Thursday, July 14, 2011

Observations from Cabo



Spent the better part of the past two weeks in Cabo San Lucas, Mexico, and now I’m back home suffering from a major vacation hangover. God I love Cabo. The weather is perfect, the scenery is beautiful, the fish are gigantic, the people are hospitable, and most everything is reasonably priced (relative to other resort destinations). It’s why I come back every summer. For all its glory though Cabo does have some quirks. In no particular order of importance what follows are my observations from Cabo.

1) Why is the price of everything in Cabo negotiable? Can you imagine walking into the Gap in America and haggling with the sales lady over the price of a pair of khaki’s? $50 dollars? No, I’m sorry that’s too much – I’ll give you $40 plus you throw in a pair of cargo shorts… and some chicle (I love that shit).

2) How come the cabbies in Cabo never carry any change and when they do it’s inevitably in pesos? Um, I’m no math major Jose but I’m pretty sure you owe me more than 20 pesos considering I just gave you $20 USD for a $7 cab ride. Nothing like ripping off the drunk Americans, I guess.

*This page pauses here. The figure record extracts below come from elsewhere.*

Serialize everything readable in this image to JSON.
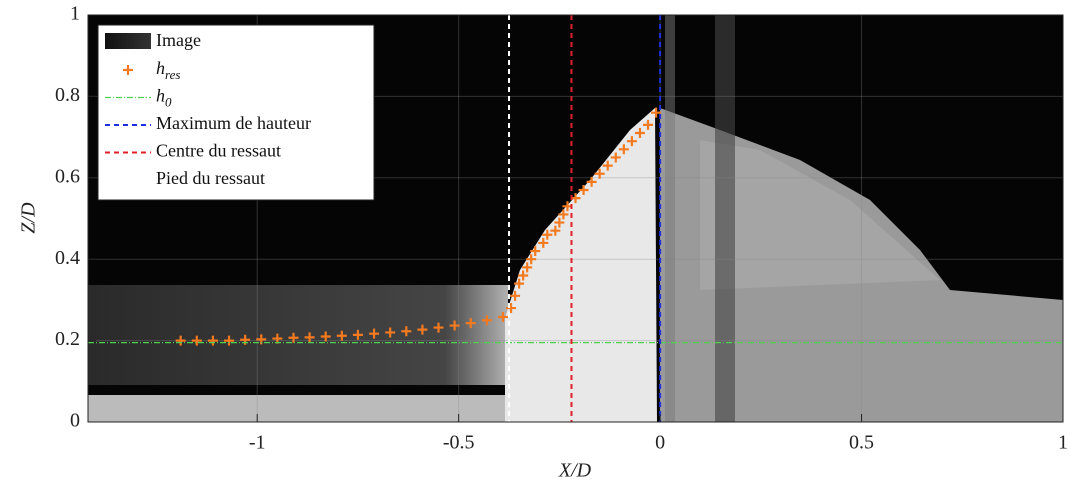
{
  "chart_data": {
    "type": "scatter",
    "xlabel": "X/D",
    "ylabel": "Z/D",
    "xlim": [
      -1.42,
      1
    ],
    "ylim": [
      0,
      1
    ],
    "xticks": [
      -1,
      -0.5,
      0,
      0.5,
      1
    ],
    "yticks": [
      0,
      0.2,
      0.4,
      0.6,
      0.8,
      1
    ],
    "grid": true,
    "legend": "upper left",
    "image_legend": "Image",
    "series": [
      {
        "name": "h",
        "subscript": "res",
        "kind": "points",
        "color": "#f47a20",
        "x": [
          -1.19,
          -1.15,
          -1.11,
          -1.07,
          -1.03,
          -0.99,
          -0.95,
          -0.91,
          -0.87,
          -0.83,
          -0.79,
          -0.75,
          -0.71,
          -0.67,
          -0.63,
          -0.59,
          -0.55,
          -0.51,
          -0.47,
          -0.43,
          -0.39,
          -0.37,
          -0.36,
          -0.35,
          -0.34,
          -0.33,
          -0.32,
          -0.31,
          -0.29,
          -0.28,
          -0.26,
          -0.25,
          -0.24,
          -0.23,
          -0.21,
          -0.19,
          -0.17,
          -0.15,
          -0.13,
          -0.11,
          -0.09,
          -0.07,
          -0.05,
          -0.03,
          -0.01
        ],
        "values": [
          0.2,
          0.2,
          0.2,
          0.2,
          0.202,
          0.203,
          0.205,
          0.207,
          0.208,
          0.21,
          0.212,
          0.214,
          0.217,
          0.22,
          0.223,
          0.227,
          0.232,
          0.237,
          0.243,
          0.25,
          0.258,
          0.28,
          0.31,
          0.34,
          0.36,
          0.38,
          0.4,
          0.42,
          0.44,
          0.46,
          0.47,
          0.49,
          0.51,
          0.53,
          0.55,
          0.57,
          0.59,
          0.61,
          0.63,
          0.65,
          0.67,
          0.69,
          0.71,
          0.73,
          0.76
        ]
      },
      {
        "name": "h",
        "subscript": "0",
        "kind": "hline",
        "color": "#4fd14f",
        "value": 0.195
      },
      {
        "name": "Maximum de hauteur",
        "kind": "vline",
        "color": "#1f2fe0",
        "value": 0
      },
      {
        "name": "Centre du ressaut",
        "kind": "vline",
        "color": "#e0202a",
        "value": -0.22
      },
      {
        "name": "Pied du ressaut",
        "kind": "vline",
        "color": "#ffffff",
        "value": -0.375
      }
    ]
  }
}
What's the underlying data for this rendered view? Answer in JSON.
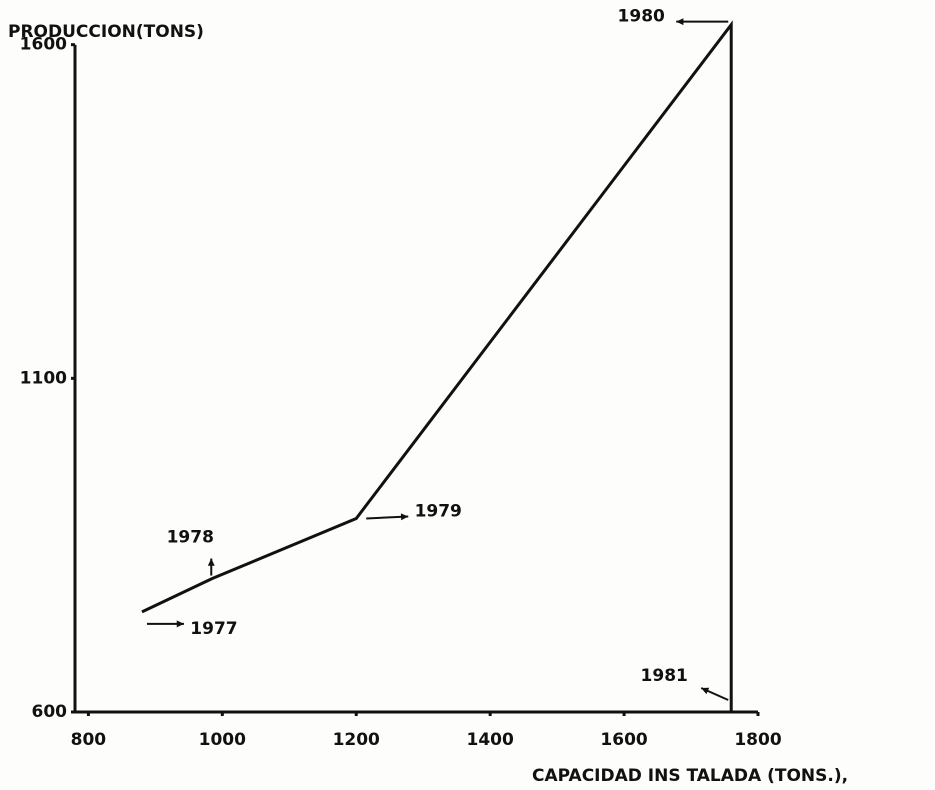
{
  "chart_data": {
    "type": "line",
    "y_label": "PRODUCCION(TONS)",
    "x_label": "CAPACIDAD INS TALADA (TONS.),",
    "x": [
      880,
      985,
      1200,
      1760,
      1760
    ],
    "series": [
      {
        "values": [
          750,
          800,
          890,
          1630,
          600
        ],
        "color": "#111111",
        "point_labels": [
          "1977",
          "1978",
          "1979",
          "1980",
          "1981"
        ]
      }
    ],
    "xlim": [
      780,
      1800
    ],
    "xticks": [
      800,
      1000,
      1200,
      1400,
      1600,
      1800
    ],
    "ylim": [
      600,
      1640
    ],
    "yticks": [
      600,
      1100,
      1600
    ],
    "grid": false
  }
}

3) Why is the music played in every Cabo bar and restaurant always 20-30 years old? No offense to Brian Adams, Rick Springfield, or the Miami Sound Machine but come on. Would someone please enlighten the good people of Cabo that they can download CURRENT songs from iTunes for just $.99 a pop?

4) Why is the first thing they always show you at a Cabo car rental place where the spare tire and jack are located in your vehicle? I’ve rented a car in America at least a hundred times and not once have they shown me where the spare tire and jack are located. I always laugh and say but I’m sure we won’t need it, right? And they always smile back with the same sheepish grin – you’re screwed gringo.

5) How were the Cabo contractors / construction workers able to build a five star resort into the side of a solid rock mountain (Capella at Pedregal) including a lighted tunnel right through the bottom of the f*cking mountain, but they were unable to build streets with drainage? On the third morning of our trip it rained about a quarter of an inch and no lie every street in downtown Cabo had 2 feet of standing water for the rest of the day.

6) I know the term “Mexican minute” exists for a reason but does it really need to take two hours to serve me tacos and beer? What the hell are you doing back there anyway?

7) I’m fascinated to know if there’s a pecking order of seniority amongst the multitude of beach vendors? For example do the newbies get stuck lugging around blankets, ponchos, and heavy pottery while the seasoned vets get to rifle through friendship bracelets and those light-up-shoot-em-in-the-sky-thingies? Seriously – who’s gonna buy a blanket or a poncho when it’s 105 degrees outside, and what the hell are you going do with a ceramic salad bowl while you’re snorkeling and jet-skiing on the beach?

8) Why are there no child labor laws in Mexico? My daughter wanted beaded braids in her hair and I swear the little girl who put them in was like 5 years old. Not really sure if a Mexican parent’s motivation is to grow their family or their workforce.

9) Of the 3 channels broadcasting American television I'd be curious to know who's making the programming decisions. "Friends", "The Simpsons", and a show called "The Doctors" run on a continuous 24-hour loop. Is this bizarre grouping what they think is representative of American culture? I didn't even know "The Doctors" was a real show until I saw it on Mexican television.

10) How come everyone in Cabo’s an activities broker? The slime bag dudes pimping time shares at the airport, the fast talking guy with the bullhorn at the marina, the “concierge” at the hotel, the dude selling pineapple on the beach, the checker at the grocery store – they all want to “hook you up” with an activity whether it’s swimming with dolphins, zip lining across a desert valley, deep sea fishing, or under water basket weaving – you name it they’ve got access to it, and everyone wants a cut. Strange.

11) Speaking of strange if Mexico’s supposed to be so dangerous nowadays why has absolutely nothing changed in Cabo over the past 10 years (outside of the explosive development)? This was the tenth summer in a row I've taken my family to Cabo for vacation and never once for a even a single second have we felt threatened for our safety (less the time I drank a glass of ghost pepper habanero sauce but that's a different story). Don’t buy into the hype people – Cabo’s just as great and safe as ever. Being the furthest point south from the Mexican / American border certainly doesn't hurt either.

Until next year Cabo. Estancia de oro mi amigo.